In response, FPGA synthesizers initially provided out-of-band mechanisms to specify the after-configuration value of registers.  One such mechanism took advantage of VHDL's ability to specify user defined attributes.  In the following (now depreciated) example, based on XST, a VHDL user defined attribute init is applied to my_reg, in order to control its value upon exiting FPGA configuration:

  signal my_reg : std_logic_vector(16 downto 0);
  attribute init: string;
  attribute init of my_reg: signal is "1011111011101011";

However, simulators did not pay attention to the vendor specified user defined attribute init, which led to simulation/synthesis mismatches.  To address this, a combination of user defined attributes (for synthesis) and signal initialization (for pre-synthesis simulation) were necessary:

  signal my_reg : std_logic_vector(16 downto 0) := X"BEEF";
  attribute init: string; attribute init of my_reg:
  signal is "1011111011101011";

Eventually, software engineers who write FPGA synthesizers recognized the redundancy implicit above (either that, or I noticed the INIT was unnecessary), as well as the risk of mismatch between the VHDL initialization used by the simulater and the user defined attribute use by the synthesizer, and broke ranks with those who write ASIC synthesizers.  They added an ability to synthesize signal initialization when the signal in question was used to infer a register, RAM, or ROM.  (Even now, however, the user defined attributes are still supported, but often unnecessary.)

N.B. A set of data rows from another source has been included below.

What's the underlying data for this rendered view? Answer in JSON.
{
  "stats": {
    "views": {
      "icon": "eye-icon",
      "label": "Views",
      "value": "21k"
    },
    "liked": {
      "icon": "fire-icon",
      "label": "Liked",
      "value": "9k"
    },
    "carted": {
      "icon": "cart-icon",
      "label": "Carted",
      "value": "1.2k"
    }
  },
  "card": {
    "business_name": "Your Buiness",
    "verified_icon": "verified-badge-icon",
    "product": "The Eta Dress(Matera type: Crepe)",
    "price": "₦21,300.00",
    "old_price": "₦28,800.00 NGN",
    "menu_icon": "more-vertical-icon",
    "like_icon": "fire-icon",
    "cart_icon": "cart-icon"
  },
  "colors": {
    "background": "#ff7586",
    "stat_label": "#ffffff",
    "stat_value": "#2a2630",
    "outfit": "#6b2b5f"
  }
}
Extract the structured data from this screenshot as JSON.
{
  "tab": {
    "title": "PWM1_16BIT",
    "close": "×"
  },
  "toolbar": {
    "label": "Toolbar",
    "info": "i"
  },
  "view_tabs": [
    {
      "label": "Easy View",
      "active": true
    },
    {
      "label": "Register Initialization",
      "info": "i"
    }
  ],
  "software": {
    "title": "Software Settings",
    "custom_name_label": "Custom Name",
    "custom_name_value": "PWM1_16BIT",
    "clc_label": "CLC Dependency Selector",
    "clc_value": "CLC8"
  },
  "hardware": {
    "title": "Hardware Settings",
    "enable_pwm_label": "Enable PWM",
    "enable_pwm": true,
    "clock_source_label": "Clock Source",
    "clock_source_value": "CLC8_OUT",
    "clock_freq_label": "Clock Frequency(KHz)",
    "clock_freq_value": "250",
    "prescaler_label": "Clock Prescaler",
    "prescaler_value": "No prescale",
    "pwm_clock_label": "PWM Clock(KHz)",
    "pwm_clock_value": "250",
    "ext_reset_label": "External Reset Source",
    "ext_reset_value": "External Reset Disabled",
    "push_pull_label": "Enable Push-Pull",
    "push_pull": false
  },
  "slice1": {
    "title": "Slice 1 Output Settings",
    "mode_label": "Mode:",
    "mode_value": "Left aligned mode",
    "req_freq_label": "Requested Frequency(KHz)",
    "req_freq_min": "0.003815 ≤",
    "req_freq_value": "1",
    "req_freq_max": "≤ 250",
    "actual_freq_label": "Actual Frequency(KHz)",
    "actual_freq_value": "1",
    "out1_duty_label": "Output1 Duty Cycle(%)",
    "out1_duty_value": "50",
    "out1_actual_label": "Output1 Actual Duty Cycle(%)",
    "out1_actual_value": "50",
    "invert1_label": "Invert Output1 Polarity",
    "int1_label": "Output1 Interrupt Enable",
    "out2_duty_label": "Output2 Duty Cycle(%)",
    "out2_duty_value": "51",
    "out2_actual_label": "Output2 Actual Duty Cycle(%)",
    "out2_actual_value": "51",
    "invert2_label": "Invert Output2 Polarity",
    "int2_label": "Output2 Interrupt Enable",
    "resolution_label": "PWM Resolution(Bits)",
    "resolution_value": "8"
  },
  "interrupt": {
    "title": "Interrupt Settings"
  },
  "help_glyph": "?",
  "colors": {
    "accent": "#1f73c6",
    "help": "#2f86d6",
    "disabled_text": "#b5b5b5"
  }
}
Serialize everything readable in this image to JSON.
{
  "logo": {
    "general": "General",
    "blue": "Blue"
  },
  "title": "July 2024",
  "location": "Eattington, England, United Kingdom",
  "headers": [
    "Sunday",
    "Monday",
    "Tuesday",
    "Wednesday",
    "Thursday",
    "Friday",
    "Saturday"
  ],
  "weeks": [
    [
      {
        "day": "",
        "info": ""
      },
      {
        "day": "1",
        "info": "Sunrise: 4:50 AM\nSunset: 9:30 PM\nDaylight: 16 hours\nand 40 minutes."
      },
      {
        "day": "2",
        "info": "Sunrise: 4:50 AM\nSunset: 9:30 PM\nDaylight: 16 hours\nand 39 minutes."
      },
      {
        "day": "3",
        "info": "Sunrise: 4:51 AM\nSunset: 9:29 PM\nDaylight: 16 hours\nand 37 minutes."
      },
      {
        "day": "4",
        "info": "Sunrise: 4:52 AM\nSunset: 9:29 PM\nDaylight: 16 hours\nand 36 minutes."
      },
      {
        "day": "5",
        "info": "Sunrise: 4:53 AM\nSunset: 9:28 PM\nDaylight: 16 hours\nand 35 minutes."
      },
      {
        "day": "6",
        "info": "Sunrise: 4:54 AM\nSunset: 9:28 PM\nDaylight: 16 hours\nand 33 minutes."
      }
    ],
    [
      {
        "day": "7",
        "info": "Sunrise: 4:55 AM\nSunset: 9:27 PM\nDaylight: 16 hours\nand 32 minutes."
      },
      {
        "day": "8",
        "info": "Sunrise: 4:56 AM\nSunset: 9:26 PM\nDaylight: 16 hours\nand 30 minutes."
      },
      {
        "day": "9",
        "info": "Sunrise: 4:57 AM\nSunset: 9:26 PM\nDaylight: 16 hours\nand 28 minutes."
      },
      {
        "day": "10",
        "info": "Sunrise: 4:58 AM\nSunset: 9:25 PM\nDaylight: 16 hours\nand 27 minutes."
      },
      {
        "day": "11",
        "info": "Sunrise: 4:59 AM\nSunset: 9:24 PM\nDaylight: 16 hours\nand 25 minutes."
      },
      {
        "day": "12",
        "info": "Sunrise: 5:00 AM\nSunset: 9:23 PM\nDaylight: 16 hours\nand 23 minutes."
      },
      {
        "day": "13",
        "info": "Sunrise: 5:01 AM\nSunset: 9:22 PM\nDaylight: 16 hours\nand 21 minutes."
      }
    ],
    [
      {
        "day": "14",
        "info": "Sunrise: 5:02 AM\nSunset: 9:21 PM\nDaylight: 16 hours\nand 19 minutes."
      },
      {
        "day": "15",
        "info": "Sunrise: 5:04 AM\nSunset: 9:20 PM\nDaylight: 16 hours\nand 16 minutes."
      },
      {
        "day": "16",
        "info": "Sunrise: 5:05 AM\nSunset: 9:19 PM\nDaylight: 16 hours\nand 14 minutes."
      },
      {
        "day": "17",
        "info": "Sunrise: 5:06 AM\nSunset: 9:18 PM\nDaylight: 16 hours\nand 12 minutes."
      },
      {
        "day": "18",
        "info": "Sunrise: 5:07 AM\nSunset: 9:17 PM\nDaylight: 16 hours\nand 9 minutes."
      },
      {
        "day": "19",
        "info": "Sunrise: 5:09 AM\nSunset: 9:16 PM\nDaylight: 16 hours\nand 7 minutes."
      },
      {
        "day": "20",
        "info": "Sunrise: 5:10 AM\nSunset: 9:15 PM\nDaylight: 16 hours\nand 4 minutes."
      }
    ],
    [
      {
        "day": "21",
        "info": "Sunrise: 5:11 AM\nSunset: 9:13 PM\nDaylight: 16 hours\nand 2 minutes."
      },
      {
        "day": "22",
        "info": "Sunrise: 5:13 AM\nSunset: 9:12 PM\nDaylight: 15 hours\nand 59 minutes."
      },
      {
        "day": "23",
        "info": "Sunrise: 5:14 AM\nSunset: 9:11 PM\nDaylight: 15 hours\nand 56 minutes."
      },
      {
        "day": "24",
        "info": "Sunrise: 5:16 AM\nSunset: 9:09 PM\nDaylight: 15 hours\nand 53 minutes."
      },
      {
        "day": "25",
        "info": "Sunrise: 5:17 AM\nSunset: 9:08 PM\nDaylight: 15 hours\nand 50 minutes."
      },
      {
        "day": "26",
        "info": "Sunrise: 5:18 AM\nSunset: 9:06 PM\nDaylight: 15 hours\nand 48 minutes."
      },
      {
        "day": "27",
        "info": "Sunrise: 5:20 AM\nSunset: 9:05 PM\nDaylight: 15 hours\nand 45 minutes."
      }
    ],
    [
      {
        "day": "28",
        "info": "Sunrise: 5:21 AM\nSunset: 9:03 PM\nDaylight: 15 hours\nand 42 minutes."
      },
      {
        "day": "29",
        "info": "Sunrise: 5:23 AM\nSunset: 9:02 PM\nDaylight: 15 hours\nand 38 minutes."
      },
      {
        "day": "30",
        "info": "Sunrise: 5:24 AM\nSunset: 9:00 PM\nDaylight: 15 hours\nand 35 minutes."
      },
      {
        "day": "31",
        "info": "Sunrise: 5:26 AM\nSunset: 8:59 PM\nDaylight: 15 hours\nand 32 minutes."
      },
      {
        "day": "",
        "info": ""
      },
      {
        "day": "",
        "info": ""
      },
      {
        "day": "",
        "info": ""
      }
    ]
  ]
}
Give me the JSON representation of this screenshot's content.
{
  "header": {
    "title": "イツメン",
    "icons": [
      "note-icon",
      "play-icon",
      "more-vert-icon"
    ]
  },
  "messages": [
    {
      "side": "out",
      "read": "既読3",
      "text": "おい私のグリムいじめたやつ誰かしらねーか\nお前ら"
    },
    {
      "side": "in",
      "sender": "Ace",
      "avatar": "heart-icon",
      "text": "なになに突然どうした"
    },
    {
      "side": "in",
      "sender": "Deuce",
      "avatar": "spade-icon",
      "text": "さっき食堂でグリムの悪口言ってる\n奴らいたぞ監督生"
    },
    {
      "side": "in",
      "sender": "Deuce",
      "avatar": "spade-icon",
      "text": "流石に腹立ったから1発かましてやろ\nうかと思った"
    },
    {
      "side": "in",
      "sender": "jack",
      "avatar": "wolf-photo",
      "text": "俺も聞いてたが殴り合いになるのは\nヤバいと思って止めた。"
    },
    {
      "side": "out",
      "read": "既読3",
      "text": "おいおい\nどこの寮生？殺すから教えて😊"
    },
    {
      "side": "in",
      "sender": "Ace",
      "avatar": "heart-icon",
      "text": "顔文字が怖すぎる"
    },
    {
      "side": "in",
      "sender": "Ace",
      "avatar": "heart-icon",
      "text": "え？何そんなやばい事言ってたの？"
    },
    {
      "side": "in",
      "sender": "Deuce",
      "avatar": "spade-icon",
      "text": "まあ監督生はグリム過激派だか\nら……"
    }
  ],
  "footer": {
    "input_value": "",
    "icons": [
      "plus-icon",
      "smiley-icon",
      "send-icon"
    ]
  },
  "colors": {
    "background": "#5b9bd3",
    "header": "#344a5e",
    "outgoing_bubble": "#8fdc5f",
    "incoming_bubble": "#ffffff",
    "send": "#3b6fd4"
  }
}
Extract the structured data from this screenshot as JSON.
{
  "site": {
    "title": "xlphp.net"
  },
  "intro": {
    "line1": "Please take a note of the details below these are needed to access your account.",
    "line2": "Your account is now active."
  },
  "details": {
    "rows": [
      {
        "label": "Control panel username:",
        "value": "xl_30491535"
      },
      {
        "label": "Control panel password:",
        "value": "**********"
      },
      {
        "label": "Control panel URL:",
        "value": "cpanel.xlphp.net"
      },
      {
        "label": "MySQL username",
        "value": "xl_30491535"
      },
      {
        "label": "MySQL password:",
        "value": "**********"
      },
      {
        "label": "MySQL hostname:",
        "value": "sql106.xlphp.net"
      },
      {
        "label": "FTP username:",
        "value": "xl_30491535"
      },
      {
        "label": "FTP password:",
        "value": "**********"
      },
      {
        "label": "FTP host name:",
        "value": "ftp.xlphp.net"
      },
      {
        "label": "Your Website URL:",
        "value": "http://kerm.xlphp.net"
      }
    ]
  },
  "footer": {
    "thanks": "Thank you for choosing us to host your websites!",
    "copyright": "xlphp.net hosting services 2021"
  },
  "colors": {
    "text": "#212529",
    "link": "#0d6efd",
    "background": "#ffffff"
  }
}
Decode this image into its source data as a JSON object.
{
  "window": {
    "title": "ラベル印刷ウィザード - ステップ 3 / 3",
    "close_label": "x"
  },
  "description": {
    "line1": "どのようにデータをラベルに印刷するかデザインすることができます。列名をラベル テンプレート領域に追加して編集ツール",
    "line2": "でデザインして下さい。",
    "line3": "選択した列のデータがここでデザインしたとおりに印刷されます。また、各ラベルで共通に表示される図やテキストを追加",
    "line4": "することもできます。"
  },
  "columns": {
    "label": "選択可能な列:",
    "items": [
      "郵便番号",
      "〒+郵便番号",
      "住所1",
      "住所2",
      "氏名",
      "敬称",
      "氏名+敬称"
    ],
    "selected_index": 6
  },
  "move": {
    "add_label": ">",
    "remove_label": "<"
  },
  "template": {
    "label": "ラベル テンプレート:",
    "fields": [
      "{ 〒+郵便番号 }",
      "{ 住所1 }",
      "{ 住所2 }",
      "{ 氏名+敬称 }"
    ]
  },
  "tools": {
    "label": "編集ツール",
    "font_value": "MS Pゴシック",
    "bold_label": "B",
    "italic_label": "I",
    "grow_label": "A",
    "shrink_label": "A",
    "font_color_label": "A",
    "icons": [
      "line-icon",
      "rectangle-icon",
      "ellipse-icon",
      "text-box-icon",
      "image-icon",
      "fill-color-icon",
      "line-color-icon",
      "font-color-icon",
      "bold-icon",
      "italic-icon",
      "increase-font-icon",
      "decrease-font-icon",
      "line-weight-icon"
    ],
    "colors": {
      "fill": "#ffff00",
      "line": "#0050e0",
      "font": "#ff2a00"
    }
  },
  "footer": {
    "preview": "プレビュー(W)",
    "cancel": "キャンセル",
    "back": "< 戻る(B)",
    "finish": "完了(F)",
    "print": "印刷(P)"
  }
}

For example, the following VHDL will infer a 16-bit circular shift register initialized to BEEF16:

library IEEE;
use IEEE.STD_LOGIC_1164.all;
-- free-running 16-bit circular shift
-- register initialized with 0xBEEF
-- intended for use in FPGA supporting
-- register initialization
entity BEEFCR is
  iCLK  : IN   std_logic;
  oBEEF : OUT  std_logic_vector(15 downto 0)
end entity BEEFCR;

architecture rtl of BEEFCR is

signal my_reg : std_logic_vector(15 downto 0) := X"BEEF";

begin -- architecture

  if(rising_edge(iCLK)) then
    my_reg <= my_reg(my_reg'high-1 downto 0) & my_reg(my_reg'high);
  end if;
end process ICSR_PROCESS;

oBEEF <= my_reg;

end architecture rtl;

In this case, the behavior of the hardware inferred will match the pre-synthesis simulation.  It has the added advantage of not depending on vendor specific user defined attributes.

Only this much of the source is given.